Wednesday, March 30, 2011

Guest Post: Two Is Better than One

She's been a guest here before, several times. She is one of my favorite ladies. Please give a return welcome to Kelly from The Miller Mix.

People like to say, "no two children are the same," but you don't really believe that until you experience it yourself. When you have only one child, you liken him to others and keep a mental list of how he's more or less advanced than his peers. You feel your heart swell up when he does something no other child his age is doing, and you start looking up numbers for professional services when he lags behind in some other area. Keeping track of his abilities is a tedious and time-consuming task.

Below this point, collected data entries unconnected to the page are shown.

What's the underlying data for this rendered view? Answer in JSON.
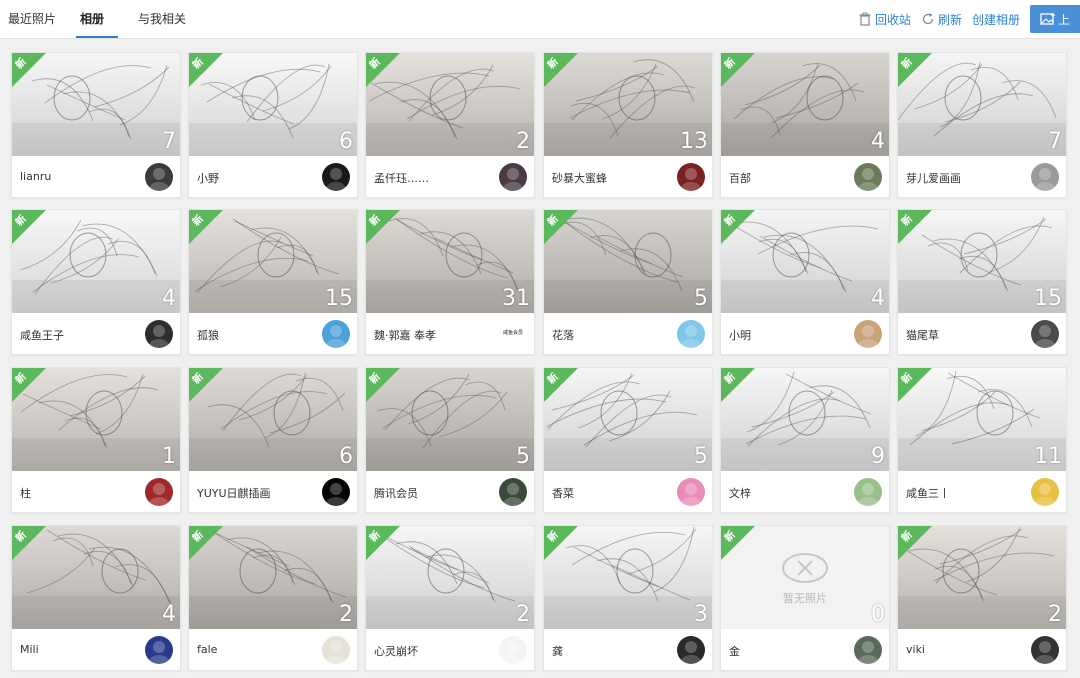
{
  "tabs": [
    {
      "label": "最近照片"
    },
    {
      "label": "相册"
    },
    {
      "label": "与我相关"
    }
  ],
  "actions": {
    "recycle": "回收站",
    "refresh": "刷新",
    "create": "创建相册",
    "upload": "上"
  },
  "badge_label": "新",
  "albums": [
    {
      "count": "7",
      "owner": "lianru",
      "avatar_color": "#3b3b3b"
    },
    {
      "count": "6",
      "owner": "小野",
      "avatar_color": "#1a1a1a"
    },
    {
      "count": "2",
      "owner": "孟仟珏……",
      "avatar_color": "#4a3b44"
    },
    {
      "count": "13",
      "owner": "砂暴大蜜蜂",
      "avatar_color": "#7a2222"
    },
    {
      "count": "4",
      "owner": "百部",
      "avatar_color": "#6b7b5a"
    },
    {
      "count": "7",
      "owner": "芽儿爱画画",
      "avatar_color": "#9a9a9a"
    },
    {
      "count": "4",
      "owner": "咸鱼王子",
      "avatar_color": "#2e2e2e"
    },
    {
      "count": "15",
      "owner": "孤狼",
      "avatar_color": "#4aa0d8"
    },
    {
      "count": "31",
      "owner": "魏·郭嘉 奉孝",
      "avatar_color": "#ffffff",
      "avatar_text": "咸鱼会员"
    },
    {
      "count": "5",
      "owner": "花落",
      "avatar_color": "#7fc6e8"
    },
    {
      "count": "4",
      "owner": "小明",
      "avatar_color": "#c9a27a"
    },
    {
      "count": "15",
      "owner": "猫尾草",
      "avatar_color": "#4a4a4a"
    },
    {
      "count": "1",
      "owner": "柱",
      "avatar_color": "#a02828"
    },
    {
      "count": "6",
      "owner": "YUYU日麒插画",
      "avatar_color": "#050505"
    },
    {
      "count": "5",
      "owner": "腾讯会员",
      "avatar_color": "#3a4a3a"
    },
    {
      "count": "5",
      "owner": "香菜",
      "avatar_color": "#e88cb8"
    },
    {
      "count": "9",
      "owner": "文梓",
      "avatar_color": "#9ac08a"
    },
    {
      "count": "11",
      "owner": "咸鱼三丨",
      "avatar_color": "#e8c040"
    },
    {
      "count": "4",
      "owner": "Mili",
      "avatar_color": "#2a3a8a"
    },
    {
      "count": "2",
      "owner": "fale",
      "avatar_color": "#e6e2d6"
    },
    {
      "count": "2",
      "owner": "心灵崩坏",
      "avatar_color": "#f4f4f4"
    },
    {
      "count": "3",
      "owner": "龚",
      "avatar_color": "#2a2a2a"
    },
    {
      "count": "0",
      "owner": "金",
      "avatar_color": "#5a6a5a",
      "empty": "暂无照片"
    },
    {
      "count": "2",
      "owner": "viki",
      "avatar_color": "#333333"
    }
  ]
}
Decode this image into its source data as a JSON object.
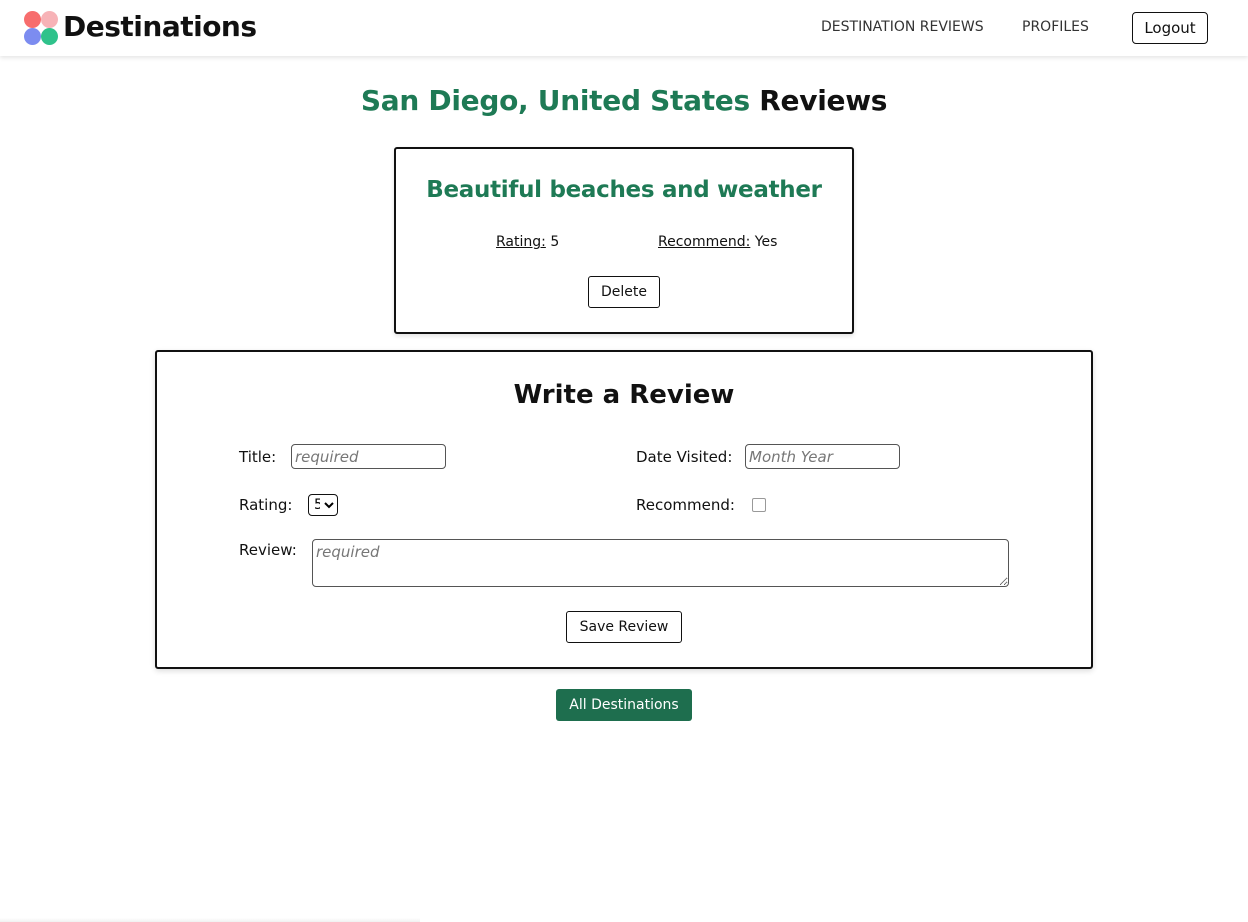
{
  "brand": {
    "name": "Destinations",
    "logo_colors": [
      "#f76d6d",
      "#f7b3b7",
      "#7c8cf0",
      "#2fc28b"
    ]
  },
  "nav": {
    "links": [
      "DESTINATION REVIEWS",
      "PROFILES"
    ],
    "logout_label": "Logout"
  },
  "page": {
    "destination": "San Diego, United States",
    "title_suffix": "Reviews"
  },
  "review": {
    "title": "Beautiful beaches and weather",
    "rating_label": "Rating:",
    "rating_value": "5",
    "recommend_label": "Recommend:",
    "recommend_value": "Yes",
    "delete_label": "Delete"
  },
  "form": {
    "heading": "Write a Review",
    "title_label": "Title:",
    "title_placeholder": "required",
    "date_label": "Date Visited:",
    "date_placeholder": "Month Year",
    "rating_label": "Rating:",
    "rating_selected": "5",
    "recommend_label": "Recommend:",
    "recommend_checked": false,
    "review_label": "Review:",
    "review_placeholder": "required",
    "save_label": "Save Review"
  },
  "footer": {
    "all_destinations_label": "All Destinations"
  },
  "colors": {
    "accent_green": "#1e7a55",
    "button_green": "#1e6e4e"
  }
}
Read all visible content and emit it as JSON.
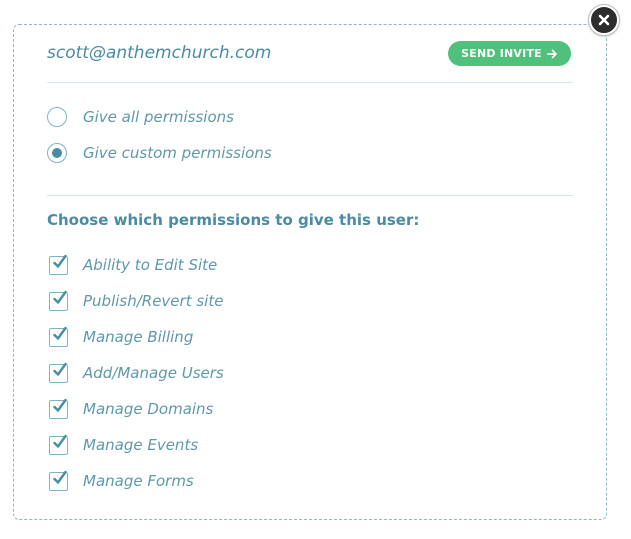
{
  "invite": {
    "email": "scott@anthemchurch.com",
    "send_label": "SEND INVITE"
  },
  "permission_mode": {
    "options": [
      {
        "label": "Give all permissions",
        "selected": false
      },
      {
        "label": "Give custom permissions",
        "selected": true
      }
    ]
  },
  "permissions": {
    "heading": "Choose which permissions to give this user:",
    "items": [
      {
        "label": "Ability to Edit Site",
        "checked": true
      },
      {
        "label": "Publish/Revert site",
        "checked": true
      },
      {
        "label": "Manage Billing",
        "checked": true
      },
      {
        "label": "Add/Manage Users",
        "checked": true
      },
      {
        "label": "Manage Domains",
        "checked": true
      },
      {
        "label": "Manage Events",
        "checked": true
      },
      {
        "label": "Manage Forms",
        "checked": true
      }
    ]
  },
  "icons": {
    "close": "close-icon",
    "arrow": "arrow-right-icon",
    "check": "checkmark-icon"
  },
  "colors": {
    "accent": "#4a8ca3",
    "button_green": "#4fc17a",
    "border": "#8fb7c4"
  }
}
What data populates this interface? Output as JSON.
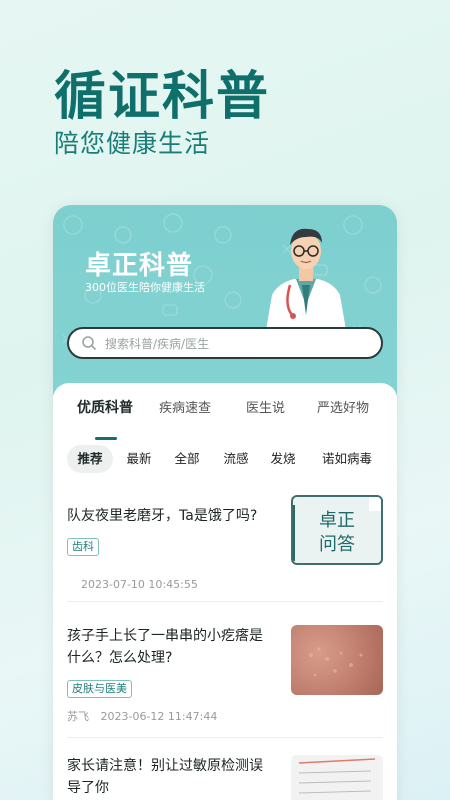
{
  "hero": {
    "title": "循证科普",
    "subtitle": "陪您健康生活"
  },
  "banner": {
    "brand_title": "卓正科普",
    "brand_subtitle": "300位医生陪你健康生活"
  },
  "search": {
    "placeholder": "搜索科普/疾病/医生"
  },
  "tabs": [
    {
      "label": "优质科普",
      "active": true
    },
    {
      "label": "疾病速查",
      "active": false
    },
    {
      "label": "医生说",
      "active": false
    },
    {
      "label": "严选好物",
      "active": false
    }
  ],
  "filters": [
    {
      "label": "推荐",
      "active": true
    },
    {
      "label": "最新"
    },
    {
      "label": "全部"
    },
    {
      "label": "流感"
    },
    {
      "label": "发烧"
    },
    {
      "label": "诺如病毒"
    }
  ],
  "articles": [
    {
      "title": "队友夜里老磨牙，Ta是饿了吗?",
      "tag": "齿科",
      "author": "",
      "date": "2023-07-10 10:45:55",
      "thumb_text_line1": "卓正",
      "thumb_text_line2": "问答"
    },
    {
      "title_line1": "孩子手上长了一串串的小疙瘩是",
      "title_line2": "什么？怎么处理?",
      "tag": "皮肤与医美",
      "author": "苏飞",
      "date": "2023-06-12 11:47:44"
    },
    {
      "title_line1": "家长请注意！别让过敏原检测误",
      "title_line2": "导了你"
    }
  ],
  "colors": {
    "accent": "#11716c",
    "banner": "#7dd0cf",
    "hero_text": "#0f6f6b"
  }
}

Then you have a second child, and the world as you know it shifts on its axis. Everything's different. You'd heard it would be, but you simply didn't believe it. That list of milestones and achievements starts to seem pretty ridiculous. After all, while you remember the exact moment your older child rolled over for the first time (because it was at least a month before your friend's same-age child did it), you were too busy chasing and entertaining that older child to fully devote your mental energy to cataloging when your second child rocked herself from front to back. And so it goes.

Some might think the general fog that settles in after the second child (and the complete inability to remember which one it was that did that hilarious thing at age 2) is a bad thing, but they'd be wrong. It's called freedom: freedom to laugh at your children's antics instead of writing them down, freedom to enjoy your children's development rather than compare it, freedom to feel pride that these kids -- the ones who depend on you for everything -- are gonna be A-okay. And freedom is a beautiful thing.

Life happens, and I've yet to meet a parent who doesn't lament about how the time is rushing past them. I am so grateful that I've finally realized that the best thing I can do as a parent is bask in the minutes -- whether they seem endless or fleeting -- rather than worry about what they mean and how to make the most of them. My children aren't the same, and they aren't like yours or hers or his. They are their own little selves. Today -- and everyday -- I'll be working on knowing them better and appreciating them for the unique souls they are.

Now if only I could forget that my oldest was potty trained at 18 months as my youngest sits across the room laughing about how she just (purposefully) peed in her pull-up!